My Weekend (Almost) Six

* Made Navel Orange/Meyer Lemon Marmalade which I personally liked much better than straight Meyer.
* Made English Muffins with (old) Instant yeast and they took an Age to rise! But they were good!
* Lost 2 pounds this week, Yay!
* Finished knitting my First Pair of Socks (Thanks, Heather for turning me on to Ravelry!)
* ?
* ?

 
Definitely true....

I can see us in ten years talking about "remember when you made those pathetic croissants to celebrate our anniversary?"

smileys/smile.gif

 
What's the "CI" method? I went with the "No Knead" version. (Ok, I DID knead it a tad) Turned out>

REALLY well. With this batch I used the starter begat from "breadtopia" with 60% High-Gluten Bread Flour and 40% White Whole Wheat. While it's not as sour as the "carlsfriends" loaf, it rises significantly better.

There was nearly 50% oven spring, thin but crisp crust and the crumb was moist, clean, mildly sour and filled with irregular sized holes. I may never knead a loaf of bread again.

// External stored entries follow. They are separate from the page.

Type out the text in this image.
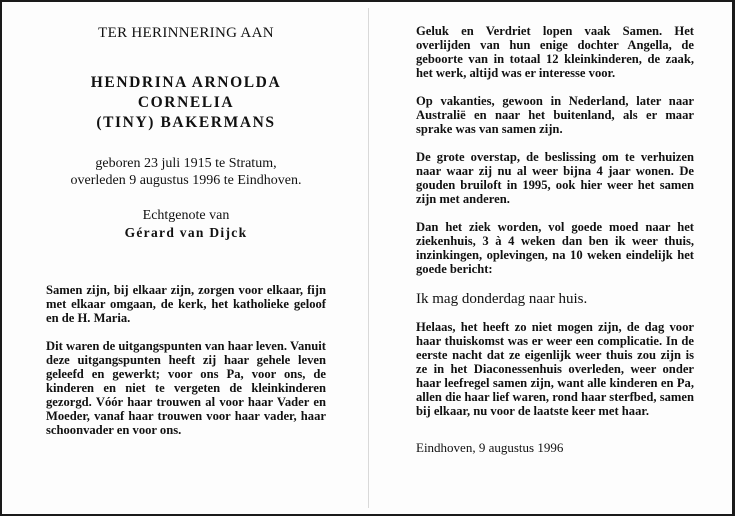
TER HERINNERING AAN

HENDRINA ARNOLDA

CORNELIA

(TINY) BAKERMANS

geboren 23 juli 1915 te Stratum,

overleden 9 augustus 1996 te Eindhoven.

Echtgenote van

Gérard van Dijck

Samen zijn, bij elkaar zijn, zorgen voor elkaar, fijn met elkaar omgaan, de kerk, het katholieke geloof en de H. Maria.

Dit waren de uitgangspunten van haar leven. Vanuit deze uitgangspunten heeft zij haar gehele leven geleefd en gewerkt; voor ons Pa, voor ons, de kinderen en niet te vergeten de kleinkinderen gezorgd. Vóór haar trouwen al voor haar Vader en Moeder, vanaf haar trouwen voor haar vader, haar schoonvader en voor ons.

Geluk en Verdriet lopen vaak Samen. Het overlijden van hun enige dochter Angella, de geboorte van in totaal 12 kleinkinderen, de zaak, het werk, altijd was er interesse voor.

Op vakanties, gewoon in Nederland, later naar Australië en naar het buitenland, als er maar sprake was van samen zijn.

De grote overstap, de beslissing om te verhuizen naar waar zij nu al weer bijna 4 jaar wonen. De gouden bruiloft in 1995, ook hier weer het samen zijn met anderen.

Dan het ziek worden, vol goede moed naar het ziekenhuis, 3 à 4 weken dan ben ik weer thuis, inzinkingen, oplevingen, na 10 weken eindelijk het goede bericht:

Ik mag donderdag naar huis.

Helaas, het heeft zo niet mogen zijn, de dag voor haar thuiskomst was er weer een complicatie. In de eerste nacht dat ze eigenlijk weer thuis zou zijn is ze in het Diaconessenhuis overleden, weer onder haar leefregel samen zijn, want alle kinderen en Pa, allen die haar lief waren, rond haar sterfbed, samen bij elkaar, nu voor de laatste keer met haar.

Eindhoven, 9 augustus 1996
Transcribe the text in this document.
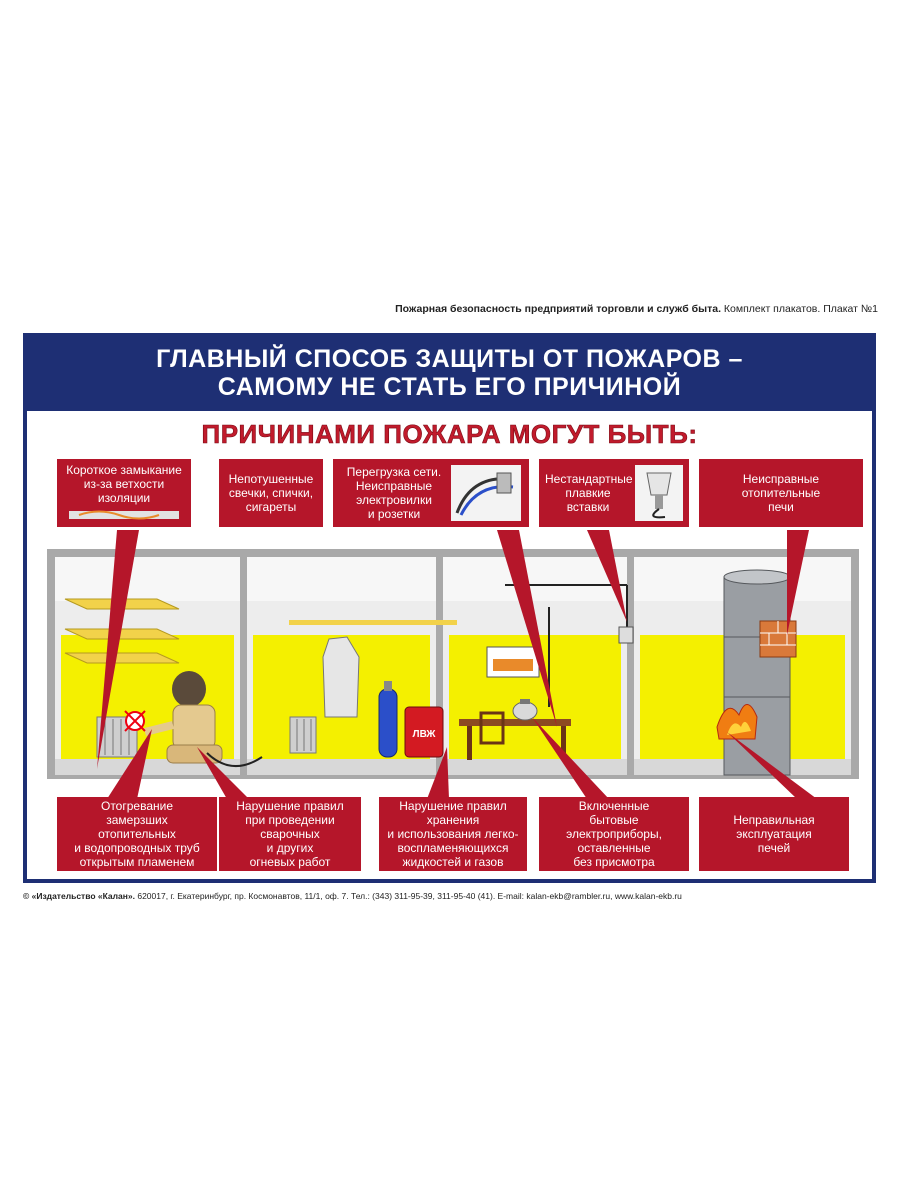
Пожарная безопасность предприятий торговли и служб быта. Комплект плакатов. Плакат №1
ГЛАВНЫЙ СПОСОБ ЗАЩИТЫ ОТ ПОЖАРОВ –
САМОМУ НЕ СТАТЬ ЕГО ПРИЧИНОЙ
ПРИЧИНАМИ ПОЖАРА МОГУТ БЫТЬ:
ЛВЖ
Короткое замыкание
из-за ветхости
изоляции
Непотушенные
свечки, спички,
сигареты
Перегрузка сети.
Неисправные
электровилки
и розетки
Нестандартные
плавкие
вставки
Неисправные
отопительные
печи
Отогревание
замерзших
отопительных
и водопроводных труб
открытым пламенем
Нарушение правил
при проведении
сварочных
и других
огневых работ
Нарушение правил
хранения
и использования легко-
воспламеняющихся
жидкостей и газов
Включенные
бытовые
электроприборы,
оставленные
без присмотра
Неправильная
эксплуатация
печей
© «Издательство «Калан». 620017, г. Екатеринбург, пр. Космонавтов, 11/1, оф. 7. Тел.: (343) 311-95-39, 311-95-40 (41). E-mail: kalan-ekb@rambler.ru, www.kalan-ekb.ru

Now the down side of the no-knead process is you have to bake in a covered cast iron pan which limits shape options. I'd like to make batards but am not quite sure how to go about it. Because the dough is very wet (100% hydration, according to the pros)it needs a form to keep it from spreading before baking.

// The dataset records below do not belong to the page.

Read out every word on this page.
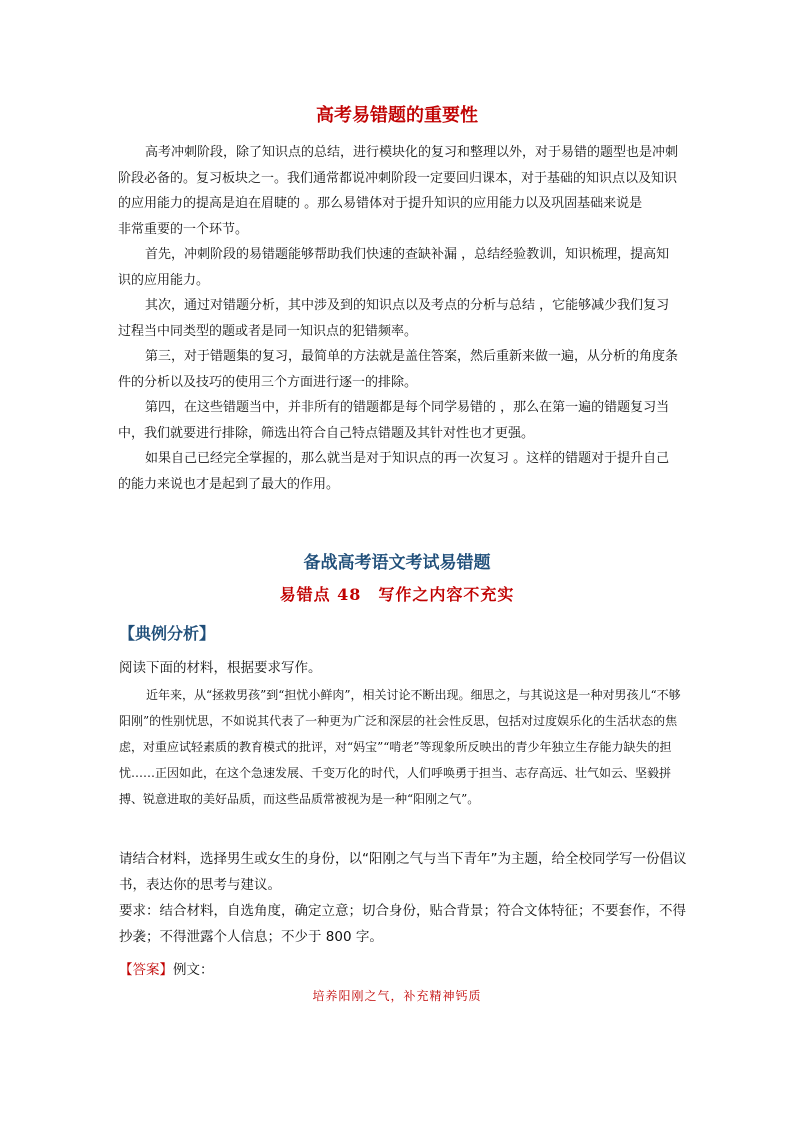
高考易错题的重要性

高考冲刺阶段，除了知识点的总结，进行模块化的复习和整理以外，对于易错的题型也是冲刺阶段必备的。复习板块之一。我们通常都说冲刺阶段一定要回归课本，对于基础的知识点以及知识的应用能力的提高是迫在眉睫的 。那么易错体对于提升知识的应用能力以及巩固基础来说是

非常重要的一个环节。

首先，冲刺阶段的易错题能够帮助我们快速的查缺补漏 ，总结经验教训，知识梳理，提高知识的应用能力。

其次，通过对错题分析，其中涉及到的知识点以及考点的分析与总结 ，它能够减少我们复习过程当中同类型的题或者是同一知识点的犯错频率。

第三，对于错题集的复习，最简单的方法就是盖住答案，然后重新来做一遍，从分析的角度条件的分析以及技巧的使用三个方面进行逐一的排除。

第四，在这些错题当中，并非所有的错题都是每个同学易错的 ，那么在第一遍的错题复习当中，我们就要进行排除，筛选出符合自己特点错题及其针对性也才更强。

如果自己已经完全掌握的，那么就当是对于知识点的再一次复习 。这样的错题对于提升自己的能力来说也才是起到了最大的作用。

备战高考语文考试易错题
易错点 48　写作之内容不充实
【典例分析】
阅读下面的材料，根据要求写作。

近年来，从“拯救男孩”到“担忧小鲜肉”，相关讨论不断出现。细思之，与其说这是一种对男孩儿“不够阳刚”的性别忧思，不如说其代表了一种更为广泛和深层的社会性反思，包括对过度娱乐化的生活状态的焦虑，对重应试轻素质的教育模式的批评，对“妈宝”“啃老”等现象所反映出的青少年独立生存能力缺失的担忧……正因如此，在这个急速发展、千变万化的时代，人们呼唤勇于担当、志存高远、壮气如云、坚毅拼搏、锐意进取的美好品质，而这些品质常被视为是一种“阳刚之气”。

请结合材料，选择男生或女生的身份，以“阳刚之气与当下青年”为主题，给全校同学写一份倡议书，表达你的思考与建议。

要求：结合材料，自选角度，确定立意；切合身份，贴合背景；符合文体特征；不要套作，不得抄袭；不得泄露个人信息；不少于 800 字。

【答案】例文：
培养阳刚之气，补充精神钙质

I have a batard form and may try loading dough in each of the 2 sides, put it in a baking pan, then cover with a deep roaster. That MIGHT achieve the cloche-like method necessary for proper baking.

But I do go on . . .

 
Sorry, it was Cook's Ilustrated. Maybe you can shape

your batards, leave on parchment covered baking sheet and try the steam method.
(pizza stone heated 30 mins on high heat
then throw water on the bottom of the oven to create steam?

 
That would work but to do it the "No Knead" way, I'd need an oblong cloche. Hate having one >

more large object that takes up alot of room and only does one thing. Speaking of my younger brother. . . (buh-dum-bum!)